Unique resonances make use of what Ligeti called “micro-intervals,” which play on the difference between the tempered scale Western music has used since Bach’s time and natural overtones more common in Eastern music. Born and raised in Hungary, Ligeti would have been familiar with both approaches to relative pitch. This concerto calls for one violin and one viola to tune to a specific harmonic produced on the string bass, which puts them just a shade flat compared with the other instruments in the 18-piece ensemble, and in one of the more arresting moments asks the two French horn players to play only their natural overtones and not use valves to match pitches with the other wind instruments.
Ligeti then uses these effects for maximum color. He deploys them extensively in the first movement, a rush of virtuosic playing that reaches for the extremes of range, speed and dynamics, and then shifts to a mood of supple, limpid, diatonic melody in the second movement. The contrast between the tuning systems heightens the mysterious cast of the first movement and emphasizes the release into more familiar territory in the second.
It was clear from this moment – the shift from dense, jittery music to a mood of utter calm – that Tetzlaff and conductor Michael Tilson Thomas shared the same approach. In their hands the first movement careered from one explosive episode to the next, and then, like a dark cloud lifting, created a glow of sensuous sound. As soon as the quartet of ocarinas took up the nostalgic tune (executed by the woodwind players), the solo violin interrupted with harsh quadruple-stop interjections (doubled deftly by principal percussionist Jack Van Geem, first on glockenspiel, then vibraphone).
The entire piece brims with similar orchestral detail. In the third movement, built on a series of cascading figures, the most arresting moment came when timpanist David Herbert executed the rapidly twisting tune over two timpani, retuning split-second by split-second. The sense of sustaining, hovering stasis in the fourth movement gave way to powerfully emotional utterances in the finale, which builds like the opening movement from near-inaudibility to a crashing climax.

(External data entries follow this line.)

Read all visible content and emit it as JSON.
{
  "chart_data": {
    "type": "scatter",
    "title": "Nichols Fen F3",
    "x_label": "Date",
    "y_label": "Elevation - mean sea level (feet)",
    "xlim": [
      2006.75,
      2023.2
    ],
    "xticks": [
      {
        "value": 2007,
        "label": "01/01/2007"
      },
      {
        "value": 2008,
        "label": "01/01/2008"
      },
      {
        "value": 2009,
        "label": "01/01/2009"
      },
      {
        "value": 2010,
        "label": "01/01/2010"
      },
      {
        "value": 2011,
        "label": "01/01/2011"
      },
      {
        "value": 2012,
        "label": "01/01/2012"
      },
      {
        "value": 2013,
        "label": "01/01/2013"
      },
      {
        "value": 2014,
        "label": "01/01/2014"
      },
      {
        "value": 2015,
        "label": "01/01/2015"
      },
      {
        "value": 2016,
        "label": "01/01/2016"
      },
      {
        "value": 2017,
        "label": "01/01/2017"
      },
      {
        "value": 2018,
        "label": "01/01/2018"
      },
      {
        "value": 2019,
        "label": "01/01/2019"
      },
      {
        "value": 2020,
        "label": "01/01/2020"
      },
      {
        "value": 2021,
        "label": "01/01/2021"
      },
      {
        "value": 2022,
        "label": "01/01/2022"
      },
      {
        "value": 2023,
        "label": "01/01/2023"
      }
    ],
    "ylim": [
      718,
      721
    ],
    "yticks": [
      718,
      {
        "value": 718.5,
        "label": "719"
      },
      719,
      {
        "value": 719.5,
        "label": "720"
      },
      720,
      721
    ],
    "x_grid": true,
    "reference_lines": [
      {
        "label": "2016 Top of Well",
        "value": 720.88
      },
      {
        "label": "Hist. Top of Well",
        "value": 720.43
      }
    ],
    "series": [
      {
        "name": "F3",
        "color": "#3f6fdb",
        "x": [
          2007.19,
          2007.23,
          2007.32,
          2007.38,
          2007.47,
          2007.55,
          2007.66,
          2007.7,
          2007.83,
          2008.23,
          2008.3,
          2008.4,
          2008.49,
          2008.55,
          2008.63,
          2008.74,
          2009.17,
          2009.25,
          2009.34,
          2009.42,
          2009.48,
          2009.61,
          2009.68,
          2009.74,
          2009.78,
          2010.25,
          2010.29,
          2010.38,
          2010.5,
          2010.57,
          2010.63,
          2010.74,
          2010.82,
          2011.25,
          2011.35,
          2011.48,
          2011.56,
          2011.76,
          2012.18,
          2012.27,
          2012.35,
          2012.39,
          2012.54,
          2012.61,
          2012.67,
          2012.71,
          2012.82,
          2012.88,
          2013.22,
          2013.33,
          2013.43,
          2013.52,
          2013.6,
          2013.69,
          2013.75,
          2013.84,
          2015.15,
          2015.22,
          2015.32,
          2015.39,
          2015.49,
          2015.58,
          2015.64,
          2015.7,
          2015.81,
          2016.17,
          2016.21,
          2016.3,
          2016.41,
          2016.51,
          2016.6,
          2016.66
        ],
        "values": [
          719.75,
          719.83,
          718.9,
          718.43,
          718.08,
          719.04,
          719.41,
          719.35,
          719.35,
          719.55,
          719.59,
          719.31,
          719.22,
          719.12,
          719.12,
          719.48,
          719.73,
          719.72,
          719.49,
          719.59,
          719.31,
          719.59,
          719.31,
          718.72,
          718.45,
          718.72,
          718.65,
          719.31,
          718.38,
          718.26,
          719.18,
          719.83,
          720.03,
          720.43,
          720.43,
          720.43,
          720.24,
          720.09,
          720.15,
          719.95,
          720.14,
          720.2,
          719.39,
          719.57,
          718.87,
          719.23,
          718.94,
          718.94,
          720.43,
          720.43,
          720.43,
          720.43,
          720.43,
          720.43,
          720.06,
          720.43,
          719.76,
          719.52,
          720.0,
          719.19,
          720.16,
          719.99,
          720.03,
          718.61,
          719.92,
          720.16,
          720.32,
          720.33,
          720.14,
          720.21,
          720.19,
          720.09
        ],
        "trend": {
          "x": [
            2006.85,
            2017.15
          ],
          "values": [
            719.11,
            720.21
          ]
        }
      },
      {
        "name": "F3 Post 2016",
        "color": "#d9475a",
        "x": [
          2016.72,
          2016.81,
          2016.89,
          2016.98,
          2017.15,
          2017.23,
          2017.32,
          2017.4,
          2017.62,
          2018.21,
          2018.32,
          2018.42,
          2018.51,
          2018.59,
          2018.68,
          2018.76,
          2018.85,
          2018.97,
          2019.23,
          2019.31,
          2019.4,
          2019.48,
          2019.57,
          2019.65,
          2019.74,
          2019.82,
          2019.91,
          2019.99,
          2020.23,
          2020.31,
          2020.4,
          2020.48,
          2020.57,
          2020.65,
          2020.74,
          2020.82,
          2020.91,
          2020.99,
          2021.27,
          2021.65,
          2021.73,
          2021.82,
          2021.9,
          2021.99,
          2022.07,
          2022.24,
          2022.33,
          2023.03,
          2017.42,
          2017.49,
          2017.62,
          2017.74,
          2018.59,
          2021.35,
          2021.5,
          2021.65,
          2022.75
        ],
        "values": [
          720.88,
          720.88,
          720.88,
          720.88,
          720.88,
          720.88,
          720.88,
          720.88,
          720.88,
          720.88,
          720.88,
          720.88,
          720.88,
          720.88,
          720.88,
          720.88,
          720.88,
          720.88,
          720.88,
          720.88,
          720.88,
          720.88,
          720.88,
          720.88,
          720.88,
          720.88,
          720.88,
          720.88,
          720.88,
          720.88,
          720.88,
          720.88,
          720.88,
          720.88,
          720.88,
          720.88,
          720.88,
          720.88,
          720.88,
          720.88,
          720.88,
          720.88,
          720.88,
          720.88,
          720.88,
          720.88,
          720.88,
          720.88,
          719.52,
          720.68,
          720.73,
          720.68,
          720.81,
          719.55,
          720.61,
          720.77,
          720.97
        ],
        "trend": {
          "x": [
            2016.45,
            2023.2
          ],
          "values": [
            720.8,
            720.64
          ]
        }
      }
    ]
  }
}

Tetzlaff capped off the astonishing performance with a phenomenal cadenza of his own, rather than using the one crafted by Ligeti and the original violinist, Saschko Gawriloff, using material from the discarded first movement. Beginning with an exploration of the micro-intervals, Tetzlaff’s cadenza built to a surprisingly contained apex, using some of the timbre of the ocarinas. The terse orchestral response, centering on a few strokes of the wood block, ended matters perfectly. Audience response was ecstatic.
The program opened with similarly dramatic if much less ambitious ten-minute work by Franz Liszt – like Ligeti, a Hungarian-born composer who did most of his best work in Germany. Prometheus finds Liszt searching for ways to amp up the storytelling aspects of his early tone poems, from which some think Tchaikovsky found his orchestral sound, which explains the presence of the Russian composer’s early Symphony No. 1, Winter Daydreams, on the second half of the program. Both works received perfectly fine performances – better in the symphony, which Tilson Thomas has championed despite its reputation as second-rate Tchaikovsky. It certainly whiled away 45 minutes effortlessly.